Tuesday, August 07, 2007

I am working in my own shop for the last few days before school meetings launch me into a new year. I have orders to fill and galleries that will be needing work for the Holiday season. That work may keep my mind off the blog for awhile, so dig into the archives if you are needing more to keep you thinking.

In the meantime, here is some more from Charles Henry Ham's book, Mind and Hand...

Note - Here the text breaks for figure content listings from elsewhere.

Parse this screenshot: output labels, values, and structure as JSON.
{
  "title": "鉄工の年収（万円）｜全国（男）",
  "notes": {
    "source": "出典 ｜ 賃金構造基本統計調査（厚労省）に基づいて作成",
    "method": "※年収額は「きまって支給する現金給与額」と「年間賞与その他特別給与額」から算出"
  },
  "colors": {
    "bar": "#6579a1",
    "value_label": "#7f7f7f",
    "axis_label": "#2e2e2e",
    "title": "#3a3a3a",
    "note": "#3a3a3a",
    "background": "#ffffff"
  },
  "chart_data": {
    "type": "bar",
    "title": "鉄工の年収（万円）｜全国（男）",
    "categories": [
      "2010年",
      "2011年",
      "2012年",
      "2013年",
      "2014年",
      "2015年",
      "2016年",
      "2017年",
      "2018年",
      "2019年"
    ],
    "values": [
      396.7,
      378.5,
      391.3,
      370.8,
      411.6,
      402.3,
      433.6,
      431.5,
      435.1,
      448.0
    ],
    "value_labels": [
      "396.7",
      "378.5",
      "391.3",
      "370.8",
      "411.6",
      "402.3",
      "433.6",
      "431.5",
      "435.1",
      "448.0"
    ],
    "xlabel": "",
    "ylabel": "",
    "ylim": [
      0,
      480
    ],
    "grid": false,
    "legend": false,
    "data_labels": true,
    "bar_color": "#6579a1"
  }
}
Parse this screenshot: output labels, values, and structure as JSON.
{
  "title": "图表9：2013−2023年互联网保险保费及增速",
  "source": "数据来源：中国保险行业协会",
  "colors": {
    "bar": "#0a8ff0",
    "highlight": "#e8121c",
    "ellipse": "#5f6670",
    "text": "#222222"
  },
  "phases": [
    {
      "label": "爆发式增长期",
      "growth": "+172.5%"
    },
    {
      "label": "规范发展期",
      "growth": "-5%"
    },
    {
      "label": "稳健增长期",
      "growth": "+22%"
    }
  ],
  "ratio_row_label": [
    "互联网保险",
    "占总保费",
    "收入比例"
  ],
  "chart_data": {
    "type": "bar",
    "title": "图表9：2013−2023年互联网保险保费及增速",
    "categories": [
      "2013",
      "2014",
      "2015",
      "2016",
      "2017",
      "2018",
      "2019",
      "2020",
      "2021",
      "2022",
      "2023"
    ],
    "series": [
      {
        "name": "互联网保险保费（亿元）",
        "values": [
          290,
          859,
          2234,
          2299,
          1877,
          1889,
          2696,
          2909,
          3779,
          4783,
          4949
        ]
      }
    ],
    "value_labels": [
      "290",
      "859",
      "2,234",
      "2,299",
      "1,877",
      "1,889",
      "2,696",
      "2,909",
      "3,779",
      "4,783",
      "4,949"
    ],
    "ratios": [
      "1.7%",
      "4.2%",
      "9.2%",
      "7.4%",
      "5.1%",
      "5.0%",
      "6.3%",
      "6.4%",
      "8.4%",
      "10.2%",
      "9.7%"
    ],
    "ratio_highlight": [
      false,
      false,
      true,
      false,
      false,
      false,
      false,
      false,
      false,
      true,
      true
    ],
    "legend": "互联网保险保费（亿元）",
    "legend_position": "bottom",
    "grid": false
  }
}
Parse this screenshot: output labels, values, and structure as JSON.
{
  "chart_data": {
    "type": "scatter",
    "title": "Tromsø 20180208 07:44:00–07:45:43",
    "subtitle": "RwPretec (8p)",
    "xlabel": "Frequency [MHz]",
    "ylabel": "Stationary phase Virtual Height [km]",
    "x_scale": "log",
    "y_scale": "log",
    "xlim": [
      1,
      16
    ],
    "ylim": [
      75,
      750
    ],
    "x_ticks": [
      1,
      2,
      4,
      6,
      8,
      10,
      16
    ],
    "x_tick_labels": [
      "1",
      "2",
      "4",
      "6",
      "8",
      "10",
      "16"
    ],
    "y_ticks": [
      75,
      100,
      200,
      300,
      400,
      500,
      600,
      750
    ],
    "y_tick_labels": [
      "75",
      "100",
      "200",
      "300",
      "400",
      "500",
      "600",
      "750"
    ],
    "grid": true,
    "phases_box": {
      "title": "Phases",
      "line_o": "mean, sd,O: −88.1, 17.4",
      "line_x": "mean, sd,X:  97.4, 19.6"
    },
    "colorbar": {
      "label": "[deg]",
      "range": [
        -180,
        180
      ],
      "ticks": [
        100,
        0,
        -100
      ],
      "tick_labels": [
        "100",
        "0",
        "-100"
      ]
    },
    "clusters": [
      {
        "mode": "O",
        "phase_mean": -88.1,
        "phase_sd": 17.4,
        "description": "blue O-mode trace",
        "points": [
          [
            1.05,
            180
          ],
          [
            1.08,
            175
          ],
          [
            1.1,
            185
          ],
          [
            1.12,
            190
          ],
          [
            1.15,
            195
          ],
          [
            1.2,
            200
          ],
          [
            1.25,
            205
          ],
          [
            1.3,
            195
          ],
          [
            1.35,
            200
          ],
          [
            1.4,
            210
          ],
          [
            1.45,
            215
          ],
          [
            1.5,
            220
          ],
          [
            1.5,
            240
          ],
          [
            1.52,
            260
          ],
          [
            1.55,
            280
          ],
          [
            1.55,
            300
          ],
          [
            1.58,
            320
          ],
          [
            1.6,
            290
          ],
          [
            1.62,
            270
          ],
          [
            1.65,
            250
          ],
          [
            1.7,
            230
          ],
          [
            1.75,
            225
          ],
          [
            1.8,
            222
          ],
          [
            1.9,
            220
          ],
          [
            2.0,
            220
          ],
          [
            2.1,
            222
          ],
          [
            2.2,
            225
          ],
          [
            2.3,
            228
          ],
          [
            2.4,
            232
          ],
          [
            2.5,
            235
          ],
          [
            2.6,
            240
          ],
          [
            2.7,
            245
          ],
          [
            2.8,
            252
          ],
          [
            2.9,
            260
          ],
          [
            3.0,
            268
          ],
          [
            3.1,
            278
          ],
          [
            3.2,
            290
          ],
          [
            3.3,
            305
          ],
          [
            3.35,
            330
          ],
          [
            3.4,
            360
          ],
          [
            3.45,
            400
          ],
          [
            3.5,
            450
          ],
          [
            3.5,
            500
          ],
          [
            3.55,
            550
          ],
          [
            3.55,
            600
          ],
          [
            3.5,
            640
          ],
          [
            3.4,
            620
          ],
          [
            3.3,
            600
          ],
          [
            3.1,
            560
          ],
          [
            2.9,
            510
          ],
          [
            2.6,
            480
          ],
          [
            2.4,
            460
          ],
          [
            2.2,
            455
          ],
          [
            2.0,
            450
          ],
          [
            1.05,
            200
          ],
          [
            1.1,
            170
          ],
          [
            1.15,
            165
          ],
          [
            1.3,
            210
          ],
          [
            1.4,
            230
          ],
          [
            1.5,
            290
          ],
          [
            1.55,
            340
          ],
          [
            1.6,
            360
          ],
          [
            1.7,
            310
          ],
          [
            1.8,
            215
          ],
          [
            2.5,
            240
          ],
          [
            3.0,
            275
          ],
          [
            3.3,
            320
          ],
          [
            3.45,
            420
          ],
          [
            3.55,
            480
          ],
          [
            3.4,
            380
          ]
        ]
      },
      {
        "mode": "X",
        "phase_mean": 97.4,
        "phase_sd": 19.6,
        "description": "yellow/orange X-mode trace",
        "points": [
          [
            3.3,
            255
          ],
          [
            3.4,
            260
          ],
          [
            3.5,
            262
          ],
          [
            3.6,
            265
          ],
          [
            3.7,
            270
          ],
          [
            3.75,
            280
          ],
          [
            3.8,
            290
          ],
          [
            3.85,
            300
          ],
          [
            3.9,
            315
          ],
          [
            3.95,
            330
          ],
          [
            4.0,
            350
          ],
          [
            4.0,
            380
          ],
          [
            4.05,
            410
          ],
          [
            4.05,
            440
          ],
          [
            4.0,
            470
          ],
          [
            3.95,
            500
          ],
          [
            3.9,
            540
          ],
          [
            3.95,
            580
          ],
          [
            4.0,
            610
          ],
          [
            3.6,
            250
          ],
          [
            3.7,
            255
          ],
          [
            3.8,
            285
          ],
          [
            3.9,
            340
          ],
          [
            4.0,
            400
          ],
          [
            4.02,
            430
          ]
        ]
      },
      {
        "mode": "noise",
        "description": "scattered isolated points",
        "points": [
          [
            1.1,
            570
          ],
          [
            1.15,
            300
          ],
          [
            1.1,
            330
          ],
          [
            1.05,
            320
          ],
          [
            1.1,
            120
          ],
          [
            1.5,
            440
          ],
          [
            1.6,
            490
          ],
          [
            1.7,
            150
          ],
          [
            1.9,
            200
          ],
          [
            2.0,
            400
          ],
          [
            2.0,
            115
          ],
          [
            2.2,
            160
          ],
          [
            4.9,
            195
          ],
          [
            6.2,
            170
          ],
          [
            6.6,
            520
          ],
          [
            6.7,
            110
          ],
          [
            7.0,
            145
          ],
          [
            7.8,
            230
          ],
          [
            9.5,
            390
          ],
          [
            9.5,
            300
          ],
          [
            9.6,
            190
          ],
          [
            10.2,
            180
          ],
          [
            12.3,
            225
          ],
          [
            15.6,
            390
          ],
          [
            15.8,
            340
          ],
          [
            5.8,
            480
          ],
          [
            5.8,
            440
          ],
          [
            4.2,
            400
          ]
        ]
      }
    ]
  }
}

(The Ideal School) is the embodiment of Bacon's
aphorism— "Education is the cultivation of a just and legitimate
familiarity betwixt the mind and things." The students draw pictures of
things, and then fashion them into things at the forge, the bench, and
the turning-lathe; not mainly that they may enter machine-shops, and
with greater facility make similar things, but that they may become
stronger intellectually and morally; that they may attain a wider range
of mental vision, a more varied power of expression, and so be better
able to solve the problems of life when they shall enter upon the stage
of practical activity. It is a theory of this school that in the
processes of education the idea should never be isolated from the
object it represents (1) because the idea, being the reflex
perception or shadow of the object, is less clearly defined than the
object itself, and (2) because joining the object and the idea
intensifies the impression. Separated from its object the idea is
unreal, a phantasm. The object is the flesh, blood, bones, and nerves
of the idea. Without its body the idea is as impotent as the jet of
steam that rises from the surface of boiling water and loses itself in
the air. But unite it to its object and it becomes the vital spark, the
animating force, the Promethean fire. Thus steam converts the Corliss
engine—a huge mass of lifeless iron — into a thing of grace, of beauty,
and of resistless power. Suppose the teacher, for example, desires to
convey to the mind of a child having no knowledge of form an impression
of the shape of the earth; he says, " It is globular." The child's face
expresses nothing because there is in its mind no conception of the
object represented by the word globular. The teacher says, " It is a
sphere," with no better success. He adds, " A sphere is a body bounded
by a surface, every point of which is equally distant from a point
within called the center." The child's face is still expressionless.
The teacher takes a handful of moist clay and molds it into the form
of a sphere, and exhibiting it, says, " The earth is like this." The
child claps its hands, utters a cry of delight, and exclaims, " It is
round like a ball!" This is an illustration of the triumph of
object-teaching, the method alike of the kindergarten and the manual
training school. As the child is father of the man, so the kindergarten
is father of the manual training school. The kindergarten comes first
in the order of development, and leads logically to the manual training
school. The same principle underlies both. In both it is sought to
generate power by dealing with things in connection with ideas. Both
have common methods of instruction, and they should be adapted to the
whole period of school life, and applied to all schools. The Ideal
school, most precisely representative of the present age—the age of
science—is dedicated to a homogeneous system of mental and manual
training, to the generation of power, to the development of true
manhood. And above all, this school is destined to unite in
indissoluble bonds science and art, and so to confer upon labor the
highest and justest dignity—that of doing and responsibility.